木村政雄の私的ヒストリー

HISTORY

第話

 「どうしても、寛平さんの吉本を辞める意思は覆りそうにもありません」そんな報告を受けて、何としても説得しなければと、ABCの向かいにあるプラザホテルへ向かったのは4月3日のことでした。生放送の「ポップ対歌謡曲」を終えて現れた彼の「どうしても吉本を辞めて東京へ行きたい」という言葉の背景に、「新喜劇は好きだけれど、このまま残っていても将来の展望が見えない」ということではないかと感じた私は、説得するのを諦めて、「それなら、吉本を辞めないで東京事務所の所属なればいいのでは?」と逆に提案してみました。おかげで彼は吉本に残ることにはなったのですが、とは言え新喜劇から彼がいなくなるということは大きなダメージであることは確かです。

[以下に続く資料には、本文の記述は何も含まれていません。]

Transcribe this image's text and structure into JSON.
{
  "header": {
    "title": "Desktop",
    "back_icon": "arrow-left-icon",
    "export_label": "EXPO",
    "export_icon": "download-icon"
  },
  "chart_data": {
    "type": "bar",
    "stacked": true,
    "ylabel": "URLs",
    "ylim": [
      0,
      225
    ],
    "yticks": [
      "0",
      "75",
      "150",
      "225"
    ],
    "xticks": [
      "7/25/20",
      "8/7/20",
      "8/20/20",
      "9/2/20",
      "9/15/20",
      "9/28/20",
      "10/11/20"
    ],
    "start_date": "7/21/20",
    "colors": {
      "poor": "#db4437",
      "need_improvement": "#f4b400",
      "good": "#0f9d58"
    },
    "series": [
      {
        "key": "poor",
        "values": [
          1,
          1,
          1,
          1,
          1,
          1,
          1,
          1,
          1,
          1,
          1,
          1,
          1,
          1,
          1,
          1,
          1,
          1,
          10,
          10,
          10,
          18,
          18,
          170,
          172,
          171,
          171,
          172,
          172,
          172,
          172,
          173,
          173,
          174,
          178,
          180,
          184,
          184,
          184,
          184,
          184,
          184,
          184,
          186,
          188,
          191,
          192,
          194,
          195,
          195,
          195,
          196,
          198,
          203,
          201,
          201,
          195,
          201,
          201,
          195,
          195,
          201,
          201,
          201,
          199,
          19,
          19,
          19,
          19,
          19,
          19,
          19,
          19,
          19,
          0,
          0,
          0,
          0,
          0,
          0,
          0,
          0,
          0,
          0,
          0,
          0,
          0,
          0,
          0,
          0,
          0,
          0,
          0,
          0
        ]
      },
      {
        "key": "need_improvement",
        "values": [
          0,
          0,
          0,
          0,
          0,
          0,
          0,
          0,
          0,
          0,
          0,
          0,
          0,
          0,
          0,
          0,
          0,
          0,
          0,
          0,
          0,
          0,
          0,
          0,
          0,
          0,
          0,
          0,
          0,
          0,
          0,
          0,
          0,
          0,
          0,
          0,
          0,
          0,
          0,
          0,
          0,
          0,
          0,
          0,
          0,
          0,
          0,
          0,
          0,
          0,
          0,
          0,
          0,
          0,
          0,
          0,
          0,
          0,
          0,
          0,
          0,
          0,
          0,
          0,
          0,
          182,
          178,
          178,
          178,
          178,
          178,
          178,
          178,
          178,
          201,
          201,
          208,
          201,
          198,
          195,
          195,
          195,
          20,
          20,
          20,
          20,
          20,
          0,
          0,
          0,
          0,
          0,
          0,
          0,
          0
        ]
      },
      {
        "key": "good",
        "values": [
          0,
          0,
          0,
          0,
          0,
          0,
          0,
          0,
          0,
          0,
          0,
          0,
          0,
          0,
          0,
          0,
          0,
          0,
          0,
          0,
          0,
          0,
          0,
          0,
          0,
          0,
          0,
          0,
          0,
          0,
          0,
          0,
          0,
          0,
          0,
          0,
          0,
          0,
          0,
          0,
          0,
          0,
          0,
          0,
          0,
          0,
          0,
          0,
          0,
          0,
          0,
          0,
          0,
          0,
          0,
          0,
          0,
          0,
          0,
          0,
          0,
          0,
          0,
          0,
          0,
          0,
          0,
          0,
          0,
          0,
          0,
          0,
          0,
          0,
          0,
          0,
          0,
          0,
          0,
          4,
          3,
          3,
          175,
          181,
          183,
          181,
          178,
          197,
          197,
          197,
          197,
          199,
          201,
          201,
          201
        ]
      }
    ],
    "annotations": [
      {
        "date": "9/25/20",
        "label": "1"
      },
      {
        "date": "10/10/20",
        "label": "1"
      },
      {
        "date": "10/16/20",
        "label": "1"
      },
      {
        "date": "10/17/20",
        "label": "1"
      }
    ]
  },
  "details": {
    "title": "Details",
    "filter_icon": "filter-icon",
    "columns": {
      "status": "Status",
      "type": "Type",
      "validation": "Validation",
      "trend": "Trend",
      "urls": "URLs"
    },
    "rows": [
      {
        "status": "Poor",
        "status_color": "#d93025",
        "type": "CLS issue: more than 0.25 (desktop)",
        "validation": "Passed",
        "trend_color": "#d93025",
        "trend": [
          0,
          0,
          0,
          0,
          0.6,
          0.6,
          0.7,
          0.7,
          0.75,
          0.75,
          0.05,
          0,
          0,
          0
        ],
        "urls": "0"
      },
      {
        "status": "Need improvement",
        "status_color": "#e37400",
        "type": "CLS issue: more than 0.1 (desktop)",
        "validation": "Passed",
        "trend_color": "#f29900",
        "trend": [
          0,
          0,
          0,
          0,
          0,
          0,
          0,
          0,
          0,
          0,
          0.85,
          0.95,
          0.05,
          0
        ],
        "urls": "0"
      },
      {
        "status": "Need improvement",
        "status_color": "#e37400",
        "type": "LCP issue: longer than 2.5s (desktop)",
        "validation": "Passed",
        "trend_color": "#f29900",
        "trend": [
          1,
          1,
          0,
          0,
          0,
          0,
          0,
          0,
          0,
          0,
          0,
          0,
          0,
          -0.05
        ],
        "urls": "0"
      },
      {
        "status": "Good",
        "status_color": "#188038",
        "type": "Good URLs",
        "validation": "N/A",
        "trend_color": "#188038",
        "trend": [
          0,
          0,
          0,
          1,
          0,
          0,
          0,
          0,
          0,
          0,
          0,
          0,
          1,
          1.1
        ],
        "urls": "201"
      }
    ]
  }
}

 振り返ればこの年は、1959年3月梅田花月オープン時に「吉本ヴァラエティ」として始めた新喜劇が、30年を迎えた年でもあったのです。漫才や落語に松竹のようなスターがいない劇場を支えてくれた新喜劇も、ラジオの深夜放送に端を発した「ヤングおー!おー!」や、「漫才ブーム」で多くのスタータレントを生み出し、観客の嗜好も変化しつつあったこの時代には、必ずしもフィットしないコンテンツと化していたのです。

 中堅クラスの相次ぐリタイアもあって組織の活性化も進まず、漫才や落語の人たちと違って外の風に当たることもなく、「新喜劇は別」と隔離された環境の中で日々を過ごしているうちに、いつの間にかガラパゴス化していたと言っていいのかもしれません。いつものように、いつものストーリーを、いつもの人たちが演じるだけでは、もう通用しなくなっていたのです。ましてそこから、人気の間寛平さんがいなくなれば、どうなるかは目に見えています。ライバル視していたあの松竹新喜劇でさえ、寛美さんが健在の中にあっても観客動員に陰りが見えていたのですから。

 新喜劇のメンバーの平均年齢を調べると、男性が45・6歳、女性が35・6歳でした。これは何としても「10歳くらいは下げないと」と思いました。でないと、若い人たちに見てもらえないと思ったのです。テレビサイズの45分に合わせた舞台でやれる芝居には制約があっても、メンバーさえ若返れば、チャンスの流動性も高まり、「皆で!」「一緒に!」「熱く!」をモットーにする「ふるさときゃらばん」のように、人々に受け入れてもらえるコンテンツに蘇るのではないかと思うようになったのです。間寛平さんの東京行が、決断の後押しをしてくれたと言っていいのかもしれません。何としてもこの「マイナスの状況をプラスに転じなければ!」との思いでしたね。